Enter a matrix in the Numerator coefficients field.

Each row of this matrix contains the coefficients of the numerator of the transfer function that defines one of the outputs of the block.
Enter the vector of denominator coefficients common to all transfer functions of the system in the Denominator coefficients field.

Setting initial conditions

The transfer function describes the relationship between input and output in the Laplace (frequency) domain. In particular, it is defined as the Laplace transform of the response (output signal) of a system with zero initial conditions to a pulsed input signal.

Operations such as multiplication and division of transfer functions depend on the zero initial condition. For example, you can decompose one complex transfer function into a number of simpler transfer functions. Apply them sequentially to get a response equivalent to that of the original transfer function. This rule does not hold if one of these transfer functions has a non-zero initial state. In addition, the transfer function has infinitely many realisations in the time domain, most of whose states have no physical meaning.

For these reasons, the initial conditions of the Transfer Fcn block are pre-set to zero. To specify the initial conditions for a given transfer function, transform the transfer function to a canonical form in the state space, then use the block State-Space.

Engee includes the ControlSystems library for the Julia language. It can be used to convert the transfer function to canonical form as follows:

tfcn = tf([1, 2, 3], [4,5,6])
states = ss(tfcn)

For more information about the ControlSystems library, see. official site.

Ports

Input

Port_1 - input signal
scalar

Input signal; scalar.

Data types: Float16, Float32, Float64, Int8, Int16, Int32, Int64, UInt8, UInt16, UInt32, UInt64, Bool.

Output

Port_1 - output signal
scalar | vector

Output signal; scalar or vector.

For a system with a single output, the input and output of a unit are scalar signals in the time domain.

For a system with multiple outputs, the input signal is a scalar and the output signal is a vector, where each element is an output of the system.

Data types: Float64.

Parameters

Numerator coefficients - vector or matrix of numerator coefficients
[1] (by default) | vector | matrix

Numerator coefficients of the transfer function.

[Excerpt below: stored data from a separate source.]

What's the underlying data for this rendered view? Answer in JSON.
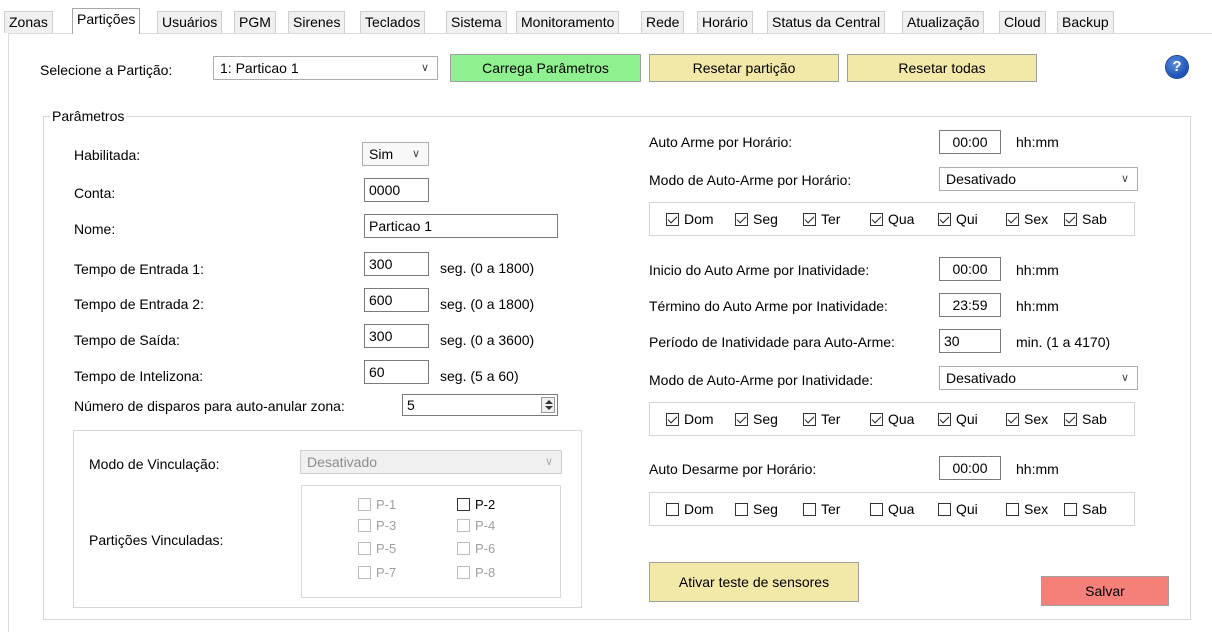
{
  "tabs": [
    "Zonas",
    "Partições",
    "Usuários",
    "PGM",
    "Sirenes",
    "Teclados",
    "Sistema",
    "Monitoramento",
    "Rede",
    "Horário",
    "Status da Central",
    "Atualização",
    "Cloud",
    "Backup"
  ],
  "top": {
    "select_partition_label": "Selecione a Partição:",
    "partition_selected": "1: Particao 1",
    "load_button": "Carrega Parâmetros",
    "reset_partition_button": "Resetar partição",
    "reset_all_button": "Resetar todas",
    "help_glyph": "?"
  },
  "colors": {
    "load_button": "#8ef08e",
    "reset_buttons": "#f2e8a8",
    "test_button": "#f2e8a8",
    "save_button": "#f5807a"
  },
  "params": {
    "group_title": "Parâmetros",
    "enabled_label": "Habilitada:",
    "enabled_value": "Sim",
    "account_label": "Conta:",
    "account_value": "0000",
    "name_label": "Nome:",
    "name_value": "Particao 1",
    "entry1_label": "Tempo de Entrada 1:",
    "entry1_value": "300",
    "entry1_range": "seg. (0 a 1800)",
    "entry2_label": "Tempo de Entrada 2:",
    "entry2_value": "600",
    "entry2_range": "seg. (0 a 1800)",
    "exit_label": "Tempo de Saída:",
    "exit_value": "300",
    "exit_range": "seg. (0 a 3600)",
    "intelizone_label": "Tempo de Intelizona:",
    "intelizone_value": "60",
    "intelizone_range": "seg. (5 a 60)",
    "shots_label": "Número de disparos para auto-anular zona:",
    "shots_value": "5"
  },
  "link": {
    "mode_label": "Modo de Vinculação:",
    "mode_value": "Desativado",
    "linked_label": "Partições  Vinculadas:",
    "partitions": [
      {
        "label": "P-1",
        "checked": false,
        "enabled": false
      },
      {
        "label": "P-2",
        "checked": false,
        "enabled": true
      },
      {
        "label": "P-3",
        "checked": false,
        "enabled": false
      },
      {
        "label": "P-4",
        "checked": false,
        "enabled": false
      },
      {
        "label": "P-5",
        "checked": false,
        "enabled": false
      },
      {
        "label": "P-6",
        "checked": false,
        "enabled": false
      },
      {
        "label": "P-7",
        "checked": false,
        "enabled": false
      },
      {
        "label": "P-8",
        "checked": false,
        "enabled": false
      }
    ]
  },
  "auto": {
    "auto_arm_time_label": "Auto Arme por Horário:",
    "auto_arm_time_value": "00:00",
    "hhmm": "hh:mm",
    "auto_arm_mode_label": "Modo de Auto-Arme por Horário:",
    "auto_arm_mode_value": "Desativado",
    "days_arm_time": [
      {
        "label": "Dom",
        "checked": true
      },
      {
        "label": "Seg",
        "checked": true
      },
      {
        "label": "Ter",
        "checked": true
      },
      {
        "label": "Qua",
        "checked": true
      },
      {
        "label": "Qui",
        "checked": true
      },
      {
        "label": "Sex",
        "checked": true
      },
      {
        "label": "Sab",
        "checked": true
      }
    ],
    "inactivity_start_label": "Inicio do Auto Arme por Inatividade:",
    "inactivity_start_value": "00:00",
    "inactivity_end_label": "Término do Auto Arme por Inatividade:",
    "inactivity_end_value": "23:59",
    "inactivity_period_label": "Período de Inatividade para Auto-Arme:",
    "inactivity_period_value": "30",
    "inactivity_period_range": "min. (1 a 4170)",
    "inactivity_mode_label": "Modo de Auto-Arme por Inatividade:",
    "inactivity_mode_value": "Desativado",
    "days_inactivity": [
      {
        "label": "Dom",
        "checked": true
      },
      {
        "label": "Seg",
        "checked": true
      },
      {
        "label": "Ter",
        "checked": true
      },
      {
        "label": "Qua",
        "checked": true
      },
      {
        "label": "Qui",
        "checked": true
      },
      {
        "label": "Sex",
        "checked": true
      },
      {
        "label": "Sab",
        "checked": true
      }
    ],
    "auto_disarm_label": "Auto Desarme por Horário:",
    "auto_disarm_value": "00:00",
    "days_disarm": [
      {
        "label": "Dom",
        "checked": false
      },
      {
        "label": "Seg",
        "checked": false
      },
      {
        "label": "Ter",
        "checked": false
      },
      {
        "label": "Qua",
        "checked": false
      },
      {
        "label": "Qui",
        "checked": false
      },
      {
        "label": "Sex",
        "checked": false
      },
      {
        "label": "Sab",
        "checked": false
      }
    ]
  },
  "actions": {
    "test_sensors_button": "Ativar teste de sensores",
    "save_button": "Salvar"
  }
}
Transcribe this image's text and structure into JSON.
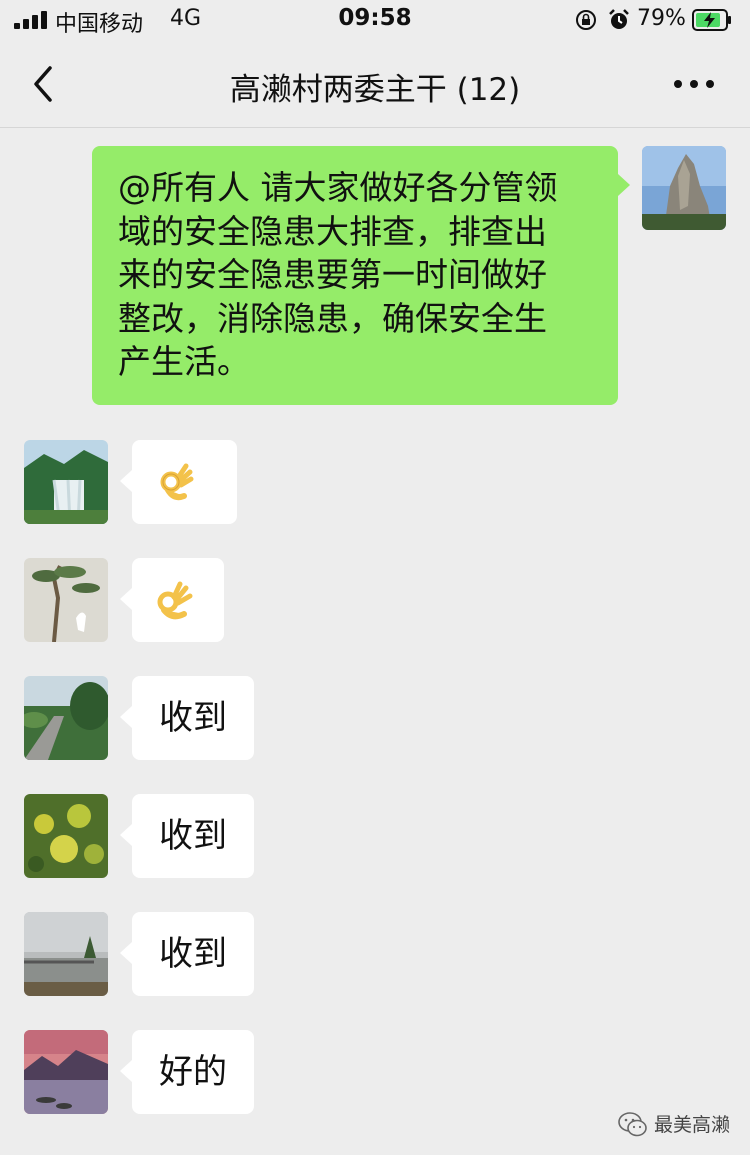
{
  "status_bar": {
    "carrier": "中国移动",
    "network": "4G",
    "time": "09:58",
    "battery": "79%"
  },
  "chat": {
    "title": "高濑村两委主干 (12)"
  },
  "messages": [
    {
      "sender": "self",
      "text": "@所有人  请大家做好各分管领域的安全隐患大排查，排查出来的安全隐患要第一时间做好整改，消除隐患，确保安全生产生活。"
    },
    {
      "sender": "other",
      "emoji": "ok-hand-emoji"
    },
    {
      "sender": "other",
      "emoji": "ok-hand-emoji"
    },
    {
      "sender": "other",
      "text": "收到"
    },
    {
      "sender": "other",
      "text": "收到"
    },
    {
      "sender": "other",
      "text": "收到"
    },
    {
      "sender": "other",
      "text": "好的"
    }
  ],
  "watermark": {
    "text": "最美高濑"
  },
  "colors": {
    "background": "#ededed",
    "sent_bubble": "#95ec69",
    "received_bubble": "#ffffff"
  }
}
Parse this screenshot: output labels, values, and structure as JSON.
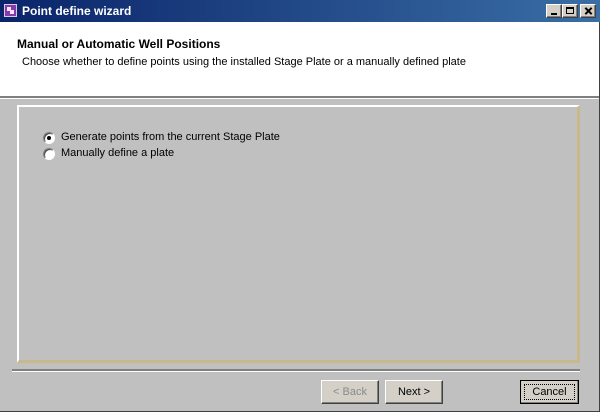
{
  "window": {
    "title": "Point define wizard",
    "icon": "app-icon",
    "controls": {
      "minimize": "minimize-icon",
      "maximize": "maximize-icon",
      "close": "close-icon"
    }
  },
  "header": {
    "title": "Manual or Automatic Well Positions",
    "subtitle": "Choose whether to define points using the installed Stage Plate or a manually defined plate"
  },
  "options": [
    {
      "label": "Generate points from the current Stage Plate",
      "checked": true
    },
    {
      "label": "Manually define a plate",
      "checked": false
    }
  ],
  "buttons": {
    "back": "< Back",
    "next": "Next >",
    "cancel": "Cancel"
  },
  "colors": {
    "title_bar_start": "#0a246a",
    "title_bar_end": "#3a6ea5",
    "panel_bg": "#c0c0c0",
    "panel_accent_border": "#c8b88a"
  }
}
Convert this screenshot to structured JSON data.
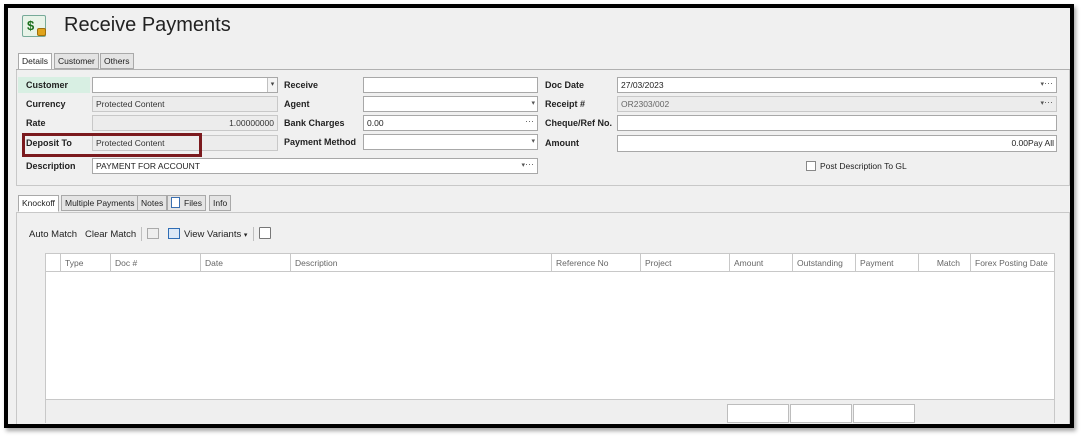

For a system with one output, enter a vector for the numerator coefficients of the transfer function.
For a system with multiple outputs, enter a matrix. Each row of this matrix contains the numerator coefficients of the transfer function that defines one of the block outputs.

Usage in program code
Block parameter	`Numerator`
Values	`vector` \| `matrix`
By default	`[1]`

Denominator coefficients - vector of denominator coefficients
[1 1] (By default) | vector

Vector of denominator coefficients.

For a single output system, enter a vector for the denominator coefficients of the transfer function.
For a system with multiple outputs, enter a vector containing the denominator coefficients common to all transfer functions in the system.

Usage in program code
Block parameter	`Denominator`
Values	`vector`
By default	`[1 1]`